# 89 HB Z24 hesitation



## bongo667 (Mar 2, 2009)

Hey guys,

I just bought an 89 HB with the Z24 in it. When I say just bought I mean as in this past Saturday. I can push in the throtle pedal about 1/4 to 1/2 down then the engine hesitates and I have to let off the gas to keep going. As long as I ease on the gas and hold it about 1/4 to 1/2 throttle I can drive anywhere I need to go. The cap, plugs, rotor, and wires have been replaced. Anyone have any ideas? Thanks in advance


----------



## zanegrey (Dec 5, 2005)

check the secondary coil


----------



## bongo667 (Mar 2, 2009)

PROBLEM SOLVED!!! I changed the secondary coil and now all is good!!! ZANEGREY... YOU ARE THE MAN!!! Thanks bro!!


----------



## zanegrey (Dec 5, 2005)

you are welcome..


----------



## dakila7 (Apr 23, 2009)

pardon me for my innocence i also have the same problem... where do i locate the SECONDARY COIL? and when you say "check" how am i suppose to do it and what are the things that i should keep my eye on? TIA


----------



## CMax03 (Jan 17, 2009)

The exhaust side coil! Put a timing light on the coil or spark plug wire! Coil is on during light and medium throttle, off during deceleration or WOT!


----------



## dakila7 (Apr 23, 2009)

CMax03 said:


> The exhaust side coil! Put a timing light on the coil or spark plug wire! Coil is on during light and medium throttle, off during deceleration or WOT!


thank you... your reply had been very helpful.


----------



## SPEEDO (Jun 9, 2003)

if you have oem wires, they will be marked "E" or "I"
not sure if the aftermarket wires are marked..


----------



## dakila7 (Apr 23, 2009)

SPEEDO said:


> if you have oem wires, they will be marked "E" or "I"
> not sure if the aftermarket wires are marked..


sorry again but is there something i should take note about the "E" and the "I"? and yes.. my wires are marked with "E"s and "I"s


----------



## SPEEDO (Jun 9, 2003)

"E" = exhuast "I" = intake


----------



## minitrkingking (May 10, 2009)

My truck was running fine before the tune up and now I'm having this same problem.

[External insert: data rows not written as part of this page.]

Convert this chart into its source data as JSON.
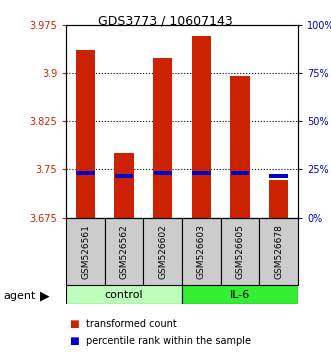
{
  "title": "GDS3773 / 10607143",
  "samples": [
    "GSM526561",
    "GSM526562",
    "GSM526602",
    "GSM526603",
    "GSM526605",
    "GSM526678"
  ],
  "bar_tops": [
    3.936,
    3.776,
    3.924,
    3.957,
    3.896,
    3.734
  ],
  "bar_bottoms": [
    3.675,
    3.675,
    3.675,
    3.675,
    3.675,
    3.675
  ],
  "percentile_values": [
    3.745,
    3.74,
    3.745,
    3.745,
    3.745,
    3.74
  ],
  "ylim": [
    3.675,
    3.975
  ],
  "yticks_left": [
    3.675,
    3.75,
    3.825,
    3.9,
    3.975
  ],
  "yticks_right": [
    0,
    25,
    50,
    75,
    100
  ],
  "bar_color": "#cc2200",
  "percentile_color": "#0000cc",
  "ctrl_color": "#bbffbb",
  "il6_color": "#33ee33",
  "groups": [
    {
      "label": "control",
      "n": 3
    },
    {
      "label": "IL-6",
      "n": 3
    }
  ],
  "agent_label": "agent",
  "legend_items": [
    {
      "label": "transformed count",
      "color": "#cc2200"
    },
    {
      "label": "percentile rank within the sample",
      "color": "#0000cc"
    }
  ],
  "background_color": "#ffffff",
  "sample_box_color": "#cccccc",
  "title_fontsize": 9,
  "tick_fontsize": 7,
  "legend_fontsize": 7,
  "group_fontsize": 8
}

Everything has been changed, wires/plugs, cap/rotor, can this cause and older secondary coil to go bad? I replaced everything back to original and still had the same issue so I know the new parts are good. Thanks for any help on this.


----------



## zanegrey (Dec 5, 2005)

the second coil would not cause it to idle incorrectly..
regap the plugs to .32 and repost..

most times on the 720's you can reroute the fuel pressure regulator vacumn to a manifold source to fix the idle..

but regap the plugs first...


----------